To pee the farthest. That's it. And, that era gave us cars and races and drivers that we still idolize today.

But now? It's all in the 'ring. Sure, it's been there for decades. It was there in the early '90s and for 15 DM (about $10 US at the time) you could take a lap. The only thing it was widely known for then is the number of ambulance calls. Now, every car enthusiast and many non-enthusiasts know what it is. We'll get back to the ring in a moment.

Now, with today's racing sanctioning bodies, the balls-out quest for speed has been bridled. Much of that is for good. Safety improvements have been made; and, must continue to be made. But the way we have been doing that and mixing it with business has been killing the racing spirit.

I don't dislike NASCAR because they only turn left. I dislike it because they diluted it with restrictor plates and steered it with greed. It's now just 3 hours of marketing in a circle.

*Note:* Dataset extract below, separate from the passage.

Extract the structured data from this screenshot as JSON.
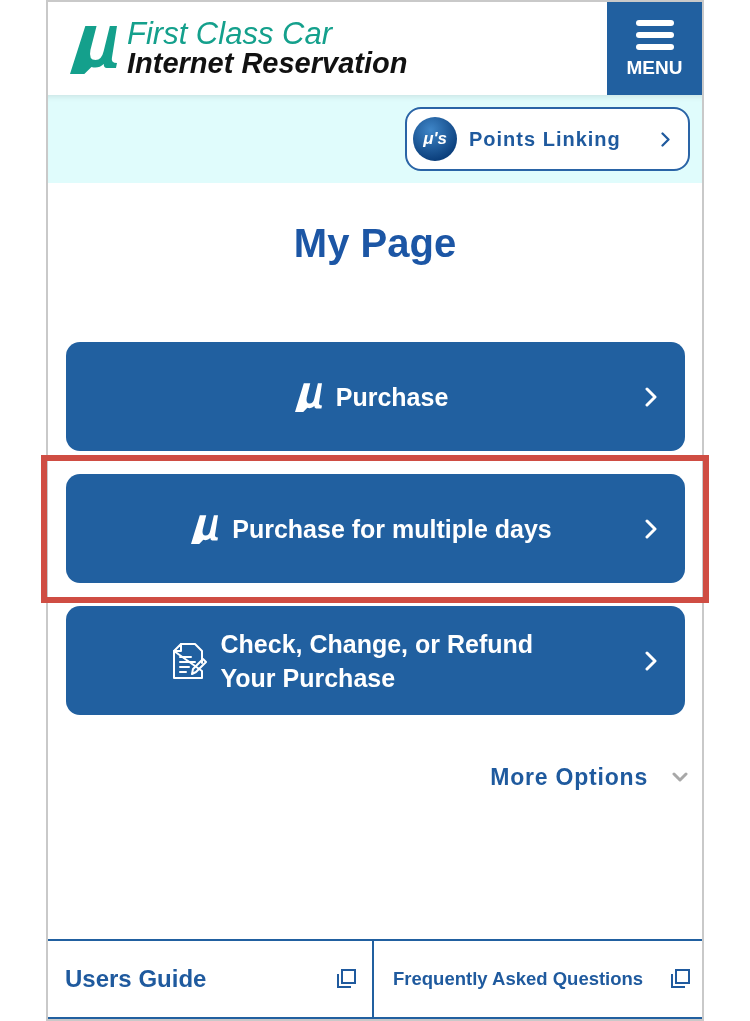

Have you ever seen the restrictions for aerodynamics in F1? You have this little cube for a rear wing, no body piece can be here, wings can only be this high in front, no inlets here, etc. etc. Like them or hate them, but that is why new cars look the way they look. They restrict the true ability of teams for marketing purposes. They want competitive teams; arguably with good reason. But that holds back the best and fastest.

The Pike's Peak run is paved through much of the course. Marketability rears it's ugly head again. They needed to break records again so people would care.

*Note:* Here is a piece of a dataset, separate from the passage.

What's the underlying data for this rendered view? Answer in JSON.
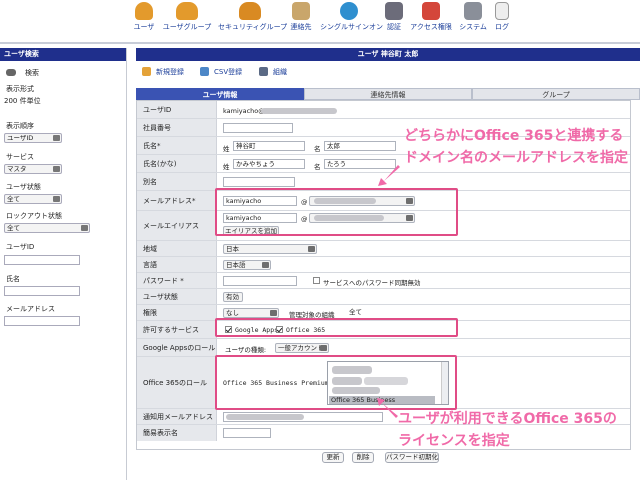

Now, we’re back to the 'ring. We're seeing a rejuvenation of the good ole fashioned peeing contest. Sure, there's still some marketing caché to be gained, but it is the kind we used to have. Plain and simple. This car you can buy went faster here than other cars in its class. Anyone who wants to go there and run there, can. No real limitations. Bring it and 'ring it. This is where our motoring potential is being determined for the next decade. Not manufacturer test tracks; like where the Veyron set it's record. How fair is it that no other manufacturer could even attempt to match the record on the same track? Not Talladega. Not Le Mans. Not even the Texas Mile. 250 MPH! On a road racing circuit! Think about that. Then think about this: Someone will go faster. And soon, I bet.

What’s the next step for the 'ring? I think it's this: Change nothing. Ever. But, do put it on TV. Or, live streaming on the web. Ring videos are increasingly popular so there has got to be a market there. There could even be special programming for manufacturer record attempts and face-offs. 2013 ZL-1 versus 2013 GT 500, anyone? Seriously, media execs, get busy. We need 'ring-Span, STAT.